ECHO: Besuchen Sie selbst Festspiel­aufführungen?
Walderdorff: Wenn ich eingeladen werde.
ECHO: Wie verbringen Sie den Sommer?
Walderdorff: Viel Wiese mähend und natürlich auch Festspiele und Freunde besuchend. Dazu laden wir in unser Haus am Gaisberg ein, wo wir immer wieder für Freunde und Künstler Essen geben. Das hat schon eine Tradition.
ECHO: Ihr größter Erfolg?
Walderdorff: Ich bin sehr verwöhnt, denn ich hab’ viele Erfolge gehabt.
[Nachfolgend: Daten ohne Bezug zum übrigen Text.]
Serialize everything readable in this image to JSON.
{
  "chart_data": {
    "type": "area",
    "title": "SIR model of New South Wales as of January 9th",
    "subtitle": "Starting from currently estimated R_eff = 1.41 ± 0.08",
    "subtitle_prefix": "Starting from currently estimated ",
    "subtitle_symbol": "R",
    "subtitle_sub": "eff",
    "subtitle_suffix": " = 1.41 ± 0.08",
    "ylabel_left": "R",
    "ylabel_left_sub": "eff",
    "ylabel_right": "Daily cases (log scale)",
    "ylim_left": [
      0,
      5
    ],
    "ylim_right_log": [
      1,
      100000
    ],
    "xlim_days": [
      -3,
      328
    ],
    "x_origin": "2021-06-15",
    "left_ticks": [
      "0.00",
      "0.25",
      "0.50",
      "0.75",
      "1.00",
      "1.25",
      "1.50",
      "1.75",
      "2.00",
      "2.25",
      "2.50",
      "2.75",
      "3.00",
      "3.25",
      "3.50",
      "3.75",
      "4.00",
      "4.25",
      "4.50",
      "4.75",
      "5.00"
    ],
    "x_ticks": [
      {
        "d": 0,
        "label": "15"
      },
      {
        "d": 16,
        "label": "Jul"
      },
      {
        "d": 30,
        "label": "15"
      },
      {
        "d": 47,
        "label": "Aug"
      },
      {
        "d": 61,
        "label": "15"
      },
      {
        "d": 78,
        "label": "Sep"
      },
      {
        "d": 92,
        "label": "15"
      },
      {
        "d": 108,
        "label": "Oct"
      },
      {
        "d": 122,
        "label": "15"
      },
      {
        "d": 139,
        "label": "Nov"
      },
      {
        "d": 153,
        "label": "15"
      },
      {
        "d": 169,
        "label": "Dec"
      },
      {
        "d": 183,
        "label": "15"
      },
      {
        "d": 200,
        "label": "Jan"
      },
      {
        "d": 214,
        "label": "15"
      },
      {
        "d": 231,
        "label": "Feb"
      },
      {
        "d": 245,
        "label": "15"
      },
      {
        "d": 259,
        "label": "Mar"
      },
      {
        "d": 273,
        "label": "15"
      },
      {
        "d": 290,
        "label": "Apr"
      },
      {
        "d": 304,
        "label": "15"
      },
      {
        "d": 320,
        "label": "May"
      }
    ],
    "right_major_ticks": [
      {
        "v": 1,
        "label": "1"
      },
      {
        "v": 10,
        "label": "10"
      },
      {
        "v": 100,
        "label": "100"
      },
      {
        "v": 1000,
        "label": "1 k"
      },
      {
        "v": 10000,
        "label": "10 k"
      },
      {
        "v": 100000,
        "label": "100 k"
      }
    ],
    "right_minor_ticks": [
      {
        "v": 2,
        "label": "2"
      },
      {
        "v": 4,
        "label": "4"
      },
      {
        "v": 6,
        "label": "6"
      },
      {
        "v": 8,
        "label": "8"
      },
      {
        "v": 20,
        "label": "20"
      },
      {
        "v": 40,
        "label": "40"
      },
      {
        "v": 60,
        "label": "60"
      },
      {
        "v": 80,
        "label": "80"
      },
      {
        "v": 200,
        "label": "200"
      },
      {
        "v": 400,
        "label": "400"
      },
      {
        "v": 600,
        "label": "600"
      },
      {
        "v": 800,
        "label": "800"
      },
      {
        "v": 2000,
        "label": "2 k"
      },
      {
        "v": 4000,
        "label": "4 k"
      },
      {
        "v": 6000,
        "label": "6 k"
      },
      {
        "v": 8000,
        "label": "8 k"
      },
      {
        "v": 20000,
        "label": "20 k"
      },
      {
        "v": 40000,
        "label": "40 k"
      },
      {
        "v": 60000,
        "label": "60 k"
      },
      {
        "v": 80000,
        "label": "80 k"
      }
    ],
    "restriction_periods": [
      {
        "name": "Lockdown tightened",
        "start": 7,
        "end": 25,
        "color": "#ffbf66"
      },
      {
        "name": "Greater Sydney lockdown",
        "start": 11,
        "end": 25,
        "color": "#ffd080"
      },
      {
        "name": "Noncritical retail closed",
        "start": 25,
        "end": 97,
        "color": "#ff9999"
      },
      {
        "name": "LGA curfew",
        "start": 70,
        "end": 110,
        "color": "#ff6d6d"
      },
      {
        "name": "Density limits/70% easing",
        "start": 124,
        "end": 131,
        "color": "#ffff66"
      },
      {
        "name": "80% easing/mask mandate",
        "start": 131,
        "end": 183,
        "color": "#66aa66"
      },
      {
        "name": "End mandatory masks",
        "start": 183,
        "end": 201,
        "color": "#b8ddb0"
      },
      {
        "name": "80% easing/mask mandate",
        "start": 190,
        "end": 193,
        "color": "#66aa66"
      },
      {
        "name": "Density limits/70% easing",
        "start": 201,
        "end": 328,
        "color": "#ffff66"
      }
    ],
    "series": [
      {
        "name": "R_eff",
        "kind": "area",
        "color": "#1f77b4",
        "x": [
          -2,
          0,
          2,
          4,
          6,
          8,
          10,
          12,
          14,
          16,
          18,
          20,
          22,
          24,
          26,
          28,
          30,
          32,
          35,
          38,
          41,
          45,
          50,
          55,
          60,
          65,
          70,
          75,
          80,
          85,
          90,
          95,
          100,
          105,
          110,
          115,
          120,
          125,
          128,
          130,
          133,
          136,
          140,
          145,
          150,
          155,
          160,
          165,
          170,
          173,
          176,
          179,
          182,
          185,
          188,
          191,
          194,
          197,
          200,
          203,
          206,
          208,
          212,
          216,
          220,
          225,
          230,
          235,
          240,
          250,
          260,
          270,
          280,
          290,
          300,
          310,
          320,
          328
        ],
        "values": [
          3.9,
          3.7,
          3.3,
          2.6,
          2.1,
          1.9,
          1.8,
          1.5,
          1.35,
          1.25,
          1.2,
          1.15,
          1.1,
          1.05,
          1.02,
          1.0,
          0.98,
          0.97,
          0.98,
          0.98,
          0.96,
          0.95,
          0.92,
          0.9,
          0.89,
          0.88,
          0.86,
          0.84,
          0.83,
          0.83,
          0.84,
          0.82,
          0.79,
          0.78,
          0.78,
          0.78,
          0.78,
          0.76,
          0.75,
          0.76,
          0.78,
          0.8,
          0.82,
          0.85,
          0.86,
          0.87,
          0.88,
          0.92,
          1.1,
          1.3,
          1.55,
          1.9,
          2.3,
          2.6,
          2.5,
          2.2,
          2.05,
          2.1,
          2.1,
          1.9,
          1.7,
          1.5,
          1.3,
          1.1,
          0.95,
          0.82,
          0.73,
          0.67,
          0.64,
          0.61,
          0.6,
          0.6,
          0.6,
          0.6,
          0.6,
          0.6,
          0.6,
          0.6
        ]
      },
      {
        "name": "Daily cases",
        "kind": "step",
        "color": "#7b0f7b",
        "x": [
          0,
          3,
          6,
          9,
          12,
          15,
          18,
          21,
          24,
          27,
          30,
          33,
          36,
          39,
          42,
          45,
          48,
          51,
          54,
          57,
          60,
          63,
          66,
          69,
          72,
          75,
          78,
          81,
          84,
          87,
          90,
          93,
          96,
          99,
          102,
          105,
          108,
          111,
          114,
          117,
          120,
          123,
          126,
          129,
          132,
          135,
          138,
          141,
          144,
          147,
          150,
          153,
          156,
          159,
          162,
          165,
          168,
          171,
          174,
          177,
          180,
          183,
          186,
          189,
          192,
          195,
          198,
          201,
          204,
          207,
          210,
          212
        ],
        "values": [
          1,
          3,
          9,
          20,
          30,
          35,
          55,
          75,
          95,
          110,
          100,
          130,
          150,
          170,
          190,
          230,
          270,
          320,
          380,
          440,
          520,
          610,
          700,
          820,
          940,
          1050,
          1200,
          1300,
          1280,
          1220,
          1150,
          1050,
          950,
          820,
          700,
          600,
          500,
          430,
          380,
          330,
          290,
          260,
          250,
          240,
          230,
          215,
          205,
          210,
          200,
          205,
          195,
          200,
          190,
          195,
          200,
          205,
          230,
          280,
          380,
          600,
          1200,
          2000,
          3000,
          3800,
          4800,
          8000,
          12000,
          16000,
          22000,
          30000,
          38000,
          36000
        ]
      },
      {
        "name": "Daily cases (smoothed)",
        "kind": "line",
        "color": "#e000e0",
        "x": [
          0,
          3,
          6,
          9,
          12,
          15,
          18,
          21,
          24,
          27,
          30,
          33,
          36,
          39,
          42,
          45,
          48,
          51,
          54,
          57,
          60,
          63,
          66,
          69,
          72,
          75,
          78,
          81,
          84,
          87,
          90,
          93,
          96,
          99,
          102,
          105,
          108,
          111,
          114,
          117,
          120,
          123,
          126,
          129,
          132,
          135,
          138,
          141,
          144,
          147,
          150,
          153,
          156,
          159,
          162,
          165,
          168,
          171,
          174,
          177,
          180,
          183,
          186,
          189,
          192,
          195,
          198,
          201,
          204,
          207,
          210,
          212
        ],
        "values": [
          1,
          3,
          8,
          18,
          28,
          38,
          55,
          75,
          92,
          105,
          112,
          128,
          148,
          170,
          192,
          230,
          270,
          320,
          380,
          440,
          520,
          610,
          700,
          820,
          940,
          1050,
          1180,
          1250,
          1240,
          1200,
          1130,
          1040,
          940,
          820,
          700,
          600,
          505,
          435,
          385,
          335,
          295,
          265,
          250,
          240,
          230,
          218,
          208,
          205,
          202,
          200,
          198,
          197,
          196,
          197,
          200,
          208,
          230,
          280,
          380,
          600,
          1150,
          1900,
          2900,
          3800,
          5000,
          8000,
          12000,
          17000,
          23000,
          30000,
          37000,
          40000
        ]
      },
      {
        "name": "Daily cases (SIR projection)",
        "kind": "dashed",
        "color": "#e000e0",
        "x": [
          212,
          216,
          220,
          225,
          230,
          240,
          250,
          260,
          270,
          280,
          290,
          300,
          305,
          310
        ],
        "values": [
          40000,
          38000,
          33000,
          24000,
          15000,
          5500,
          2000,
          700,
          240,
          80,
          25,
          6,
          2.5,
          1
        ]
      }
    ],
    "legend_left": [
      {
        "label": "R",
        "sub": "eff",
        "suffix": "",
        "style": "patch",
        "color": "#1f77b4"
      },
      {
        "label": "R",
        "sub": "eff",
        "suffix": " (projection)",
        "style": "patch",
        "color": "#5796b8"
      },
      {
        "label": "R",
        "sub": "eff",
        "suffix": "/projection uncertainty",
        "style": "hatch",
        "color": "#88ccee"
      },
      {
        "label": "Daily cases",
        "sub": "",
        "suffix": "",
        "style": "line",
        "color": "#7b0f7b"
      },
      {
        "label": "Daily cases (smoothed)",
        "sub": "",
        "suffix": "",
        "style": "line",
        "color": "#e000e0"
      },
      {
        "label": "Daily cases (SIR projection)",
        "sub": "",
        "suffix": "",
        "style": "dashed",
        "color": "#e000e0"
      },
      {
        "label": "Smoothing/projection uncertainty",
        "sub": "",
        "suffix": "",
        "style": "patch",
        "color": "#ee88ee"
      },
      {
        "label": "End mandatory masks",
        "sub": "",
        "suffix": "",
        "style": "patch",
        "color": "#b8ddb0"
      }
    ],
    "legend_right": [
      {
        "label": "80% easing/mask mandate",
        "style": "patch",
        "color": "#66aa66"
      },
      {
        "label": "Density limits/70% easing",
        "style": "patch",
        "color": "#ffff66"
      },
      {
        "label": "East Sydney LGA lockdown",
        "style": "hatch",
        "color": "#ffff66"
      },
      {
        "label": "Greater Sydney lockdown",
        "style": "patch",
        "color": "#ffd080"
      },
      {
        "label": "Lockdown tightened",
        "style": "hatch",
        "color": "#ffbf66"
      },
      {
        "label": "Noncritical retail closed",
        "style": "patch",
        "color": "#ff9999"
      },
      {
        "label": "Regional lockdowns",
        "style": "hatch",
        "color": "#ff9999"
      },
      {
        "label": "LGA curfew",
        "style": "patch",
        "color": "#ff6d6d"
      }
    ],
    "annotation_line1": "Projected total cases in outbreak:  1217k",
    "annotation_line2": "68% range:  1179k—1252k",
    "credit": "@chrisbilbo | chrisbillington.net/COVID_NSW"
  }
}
In Erinne­rung geblieben ist dabei sicher der Besuch von Queen Elizabeth und ihrem Mann Prinz Philip, als wir sie in Schloss Klessheim betreuen durften.
ECHO: Was ist Ihnen peinlich?
Walderdorff: Peinlich ist mir eigentlich nichts, weil ich dafür nicht spießig genug bin. Aber ärgern tut mich vieles. Zum Beispiel schlecht gesprochenes und geschriebenes Deutsch oder schlecht übersetztes Englisch. Wenn es zum Beispiel heißt „ die sozialen Netzwerke“. Ein soziales Netzwerk ist für mich die Caritas, weil „social network“ sich nicht als soziales Netzwerk übersetzen lässt.
ECHO: Sie gelten als großer Oldtimer-Fan, erzählen Sie uns davon!
Walderdorff: Ich bin früher Oldtimer-Besitzer gewesen, habe diese aber im letzten Jahr verkauft. Ich bin aber noch Präsident des Packard-Clubs, eine alte amerikanische Marke, die von vielen berühmten Filmschauspielern vor dem Krieg gefahren wurde. Dann ist mir die österreichische Marke Steyr sehr wichtig. Das waren fabelhafte und wunderschöne Autos. Jetzt gerade bin ich Mitorganisator im Team des Steyr-Registers, das alle noch fahrfähigen Steyr-Autos registriert. Dazu laden wir die Besitzer im Juni zu einem Treffen nach Schlögen in Oberösterreich ein. Ich bin auch Konsulent bei Autoversteigerungen für das Dorotheum. Das macht mir großen Spaß.
ECHO: Ihre Ziele?
Walderdorff: Überleben.

Zur Person:
Diplom-Volkswirt Johannes Graf Walderdorf wurde am 28. März 1936 in Salzburg geboren.
Er studierte Volkswirtschaft an der Universität Innsbruck und stieg danach in den elterlichen Betrieb Hotel Goldener Hirsch ein. Das Hotel wurde nach dem Tod seines Vaters 1969 verkauft. Johannes Walderdorff führte und entwickelte Salzburgs berühmteste Herberge bis zum Jahr 2003 weiter und trat danach in den Ruhestand. Nach wie vor bekleidet er das Amt des Honorarkonsuls von Malta in Österreich.